The Afghan Taliban government is up against only one of the above groups, namely, the IS-K. This is because the IS-K actively challenges the Taliban. But the TTP has the full support of the Afghan Taliban organization with the blessings of the government in Kabul.
The return of TTP militants from Afghanistan to Pakistan had caused a “wave of fear and panic among residents of Khyber Pakhtunkhwa,” the study says, quoting UN Security Council data. The report points out that in April 2022, the TTP and its affiliates carried out 20 terrorist attacks in Pakistan including some from across the border. In one of these attacks in North Waziristan, seven army soldiers were killed.
Nature of TTP
The nature of the TTP is delineated by Georgetown University’s Abdul Sayed and Clemson University’s Amira Jadoon in their August 16, 2022 paper: Understanding Tehrik-e- Taliban Pakistan’s Unrelenting Posture.
In June 2022, the Pakistan government and the TTP entered into a ceasefire agreement, despite lack of support from the Afghan Taliban. The Afghan Taliban remained neutral for two reasons: (1) it had its own problems with Islamabad over the disputed border, the Durand Line; (2) it was preoccupied with the fight against the IS-K within Afghanistan.
At any rate, the Afghan Taliban, being now in power, did not want to be under the tutelage of Pakistan though Pakistan had helped it come to power by sheltering its cadres for years and interceding on its behalf with the US. Opinion on Pakistan among the Afghan Jihadis was also tainted by Islamabad’s support for the US War on Terror, which resulted in massive killings.
The Afghan Taliban’s standoffishness and reservaitons about Pakistan encouraged the TTP to take a tough line vis-à-vis Pakistan and eventually break the ceasefire in November. Increasing Pakistani military action against the various Mujahideen groups in Pakistan was cited as the reason for breaking the ceasefire.
Researchers Sayed and Jadoon point to yet another reason for discord between the TTP and Pakistan: the TTP’s unwillingness to compromise on its demand of reversing the 2018 merger of the Federally Administered Tribal Agencies (FATA) into Khyber Pakhtunkhwa (KPK) province. The TTP considers a separate FATA as essential for asserting the Pakhtuns’ separate identity. The TTP is the militant voice of the Pakhtuns in Pakistan. But Pakistan’s fear is that if FATA were restored it will eventually be claimed by Afghanistan, because the Afghan Taliban are dominated by Pakhtuns.
The TTP is changing its tactics in Pakistan to suit the political climate and also to get the maximum mileage from the developing environment, Sayed and Jadoon say.
Since Pakistan’s economy is on a downward spiral, there is widespread alienation from the government, the political parties and even the military. Continued military action against militant groups in the tribal areas affect innocent civilians. This is particularly exploited by TTP. The TTP is also exploiting the grievances of ethnic groups, such as the Baloch, though the Baloch liberation movement is secular and not Islamic.
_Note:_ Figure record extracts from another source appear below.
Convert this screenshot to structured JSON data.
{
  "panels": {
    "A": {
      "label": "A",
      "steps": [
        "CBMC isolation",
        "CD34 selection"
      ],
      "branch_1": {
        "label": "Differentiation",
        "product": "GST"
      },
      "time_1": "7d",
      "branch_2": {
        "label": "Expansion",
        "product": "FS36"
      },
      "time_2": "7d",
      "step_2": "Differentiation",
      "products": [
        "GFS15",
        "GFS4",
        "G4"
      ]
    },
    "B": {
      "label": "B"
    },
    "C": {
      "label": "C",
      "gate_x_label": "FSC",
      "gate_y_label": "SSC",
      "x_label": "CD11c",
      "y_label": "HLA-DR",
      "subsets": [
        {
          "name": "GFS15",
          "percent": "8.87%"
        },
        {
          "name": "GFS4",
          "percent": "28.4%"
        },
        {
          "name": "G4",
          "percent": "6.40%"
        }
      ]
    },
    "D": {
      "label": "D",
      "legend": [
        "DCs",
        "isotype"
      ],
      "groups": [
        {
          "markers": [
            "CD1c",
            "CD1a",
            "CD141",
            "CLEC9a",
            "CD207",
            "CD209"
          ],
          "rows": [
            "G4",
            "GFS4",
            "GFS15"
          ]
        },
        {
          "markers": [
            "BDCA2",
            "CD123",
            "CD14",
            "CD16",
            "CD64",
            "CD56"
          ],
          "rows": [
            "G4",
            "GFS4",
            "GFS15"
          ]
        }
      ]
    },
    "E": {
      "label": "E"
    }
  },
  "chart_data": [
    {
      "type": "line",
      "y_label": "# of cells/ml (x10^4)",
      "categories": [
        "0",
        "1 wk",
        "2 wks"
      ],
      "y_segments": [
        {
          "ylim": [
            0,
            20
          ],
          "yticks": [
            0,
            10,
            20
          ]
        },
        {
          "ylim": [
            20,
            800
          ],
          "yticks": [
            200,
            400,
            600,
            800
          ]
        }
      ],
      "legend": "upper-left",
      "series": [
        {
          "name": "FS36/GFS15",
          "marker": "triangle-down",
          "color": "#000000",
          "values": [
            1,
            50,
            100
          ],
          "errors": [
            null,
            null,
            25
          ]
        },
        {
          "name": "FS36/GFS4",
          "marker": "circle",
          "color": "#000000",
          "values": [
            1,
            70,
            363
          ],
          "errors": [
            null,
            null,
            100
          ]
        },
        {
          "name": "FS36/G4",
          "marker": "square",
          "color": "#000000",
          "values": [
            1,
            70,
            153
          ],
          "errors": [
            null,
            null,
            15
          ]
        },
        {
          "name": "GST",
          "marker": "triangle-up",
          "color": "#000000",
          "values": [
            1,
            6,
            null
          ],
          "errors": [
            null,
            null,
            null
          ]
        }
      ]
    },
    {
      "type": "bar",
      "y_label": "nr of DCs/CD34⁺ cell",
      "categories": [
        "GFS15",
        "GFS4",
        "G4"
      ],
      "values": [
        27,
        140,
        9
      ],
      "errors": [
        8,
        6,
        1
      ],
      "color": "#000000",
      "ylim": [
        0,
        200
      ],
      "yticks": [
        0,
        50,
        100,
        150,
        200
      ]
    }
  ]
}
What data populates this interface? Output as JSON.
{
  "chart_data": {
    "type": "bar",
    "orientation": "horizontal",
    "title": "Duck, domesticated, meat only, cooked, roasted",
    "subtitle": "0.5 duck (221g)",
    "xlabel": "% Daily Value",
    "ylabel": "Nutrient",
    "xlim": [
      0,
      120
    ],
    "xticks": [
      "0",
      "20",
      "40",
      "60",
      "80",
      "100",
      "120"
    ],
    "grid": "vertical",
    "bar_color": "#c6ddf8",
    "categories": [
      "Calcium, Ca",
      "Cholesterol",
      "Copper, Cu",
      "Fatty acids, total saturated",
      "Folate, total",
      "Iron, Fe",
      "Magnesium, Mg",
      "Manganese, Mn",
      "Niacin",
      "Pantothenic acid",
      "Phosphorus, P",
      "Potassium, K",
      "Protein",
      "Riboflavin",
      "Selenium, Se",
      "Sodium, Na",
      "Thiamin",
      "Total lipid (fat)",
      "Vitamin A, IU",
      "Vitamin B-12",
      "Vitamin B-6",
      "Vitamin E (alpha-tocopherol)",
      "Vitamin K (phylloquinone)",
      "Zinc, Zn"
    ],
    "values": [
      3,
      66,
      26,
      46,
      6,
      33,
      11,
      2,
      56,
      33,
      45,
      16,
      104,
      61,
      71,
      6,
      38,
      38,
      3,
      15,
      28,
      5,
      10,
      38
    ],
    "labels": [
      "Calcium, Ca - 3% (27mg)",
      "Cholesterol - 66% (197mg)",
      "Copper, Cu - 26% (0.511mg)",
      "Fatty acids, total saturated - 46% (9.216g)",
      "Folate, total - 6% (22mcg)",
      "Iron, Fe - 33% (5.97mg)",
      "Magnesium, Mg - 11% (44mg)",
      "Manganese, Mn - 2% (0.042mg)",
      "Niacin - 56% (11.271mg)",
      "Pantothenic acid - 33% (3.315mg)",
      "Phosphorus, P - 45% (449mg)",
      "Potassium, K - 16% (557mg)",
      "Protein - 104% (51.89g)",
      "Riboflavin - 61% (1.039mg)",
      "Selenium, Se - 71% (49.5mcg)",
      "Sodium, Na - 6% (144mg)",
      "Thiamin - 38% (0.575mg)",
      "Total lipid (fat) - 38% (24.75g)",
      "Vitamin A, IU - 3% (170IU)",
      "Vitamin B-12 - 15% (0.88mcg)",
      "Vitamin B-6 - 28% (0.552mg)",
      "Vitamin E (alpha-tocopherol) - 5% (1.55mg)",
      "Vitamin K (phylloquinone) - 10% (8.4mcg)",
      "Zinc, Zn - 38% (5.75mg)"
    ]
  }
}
Above all, the TTP is strongly advocating Islamization and the imposition of Sharia in full, which other political groups, including the avowedly Islamic ones, are not pressing for with single-minded devotion. According to Sayed and Jadoon, there is an influential urban intellectual constituency favoring drastic Islamization as the only way to rescue Pakistan from the current political, social and economic morass.
And additionally, Ned Price’s statement on Monday that Washington will “unconditionally” stand by Pakistan in its fight against terrorism will further provoke the TTP to take a hardline.
As of now, the TTP has no operations outside Pakistan. But the globalization of anti-terror operations could provoke the TTP to also go global with the help of Al Qaida and IS-K, both deadly enemies of the US.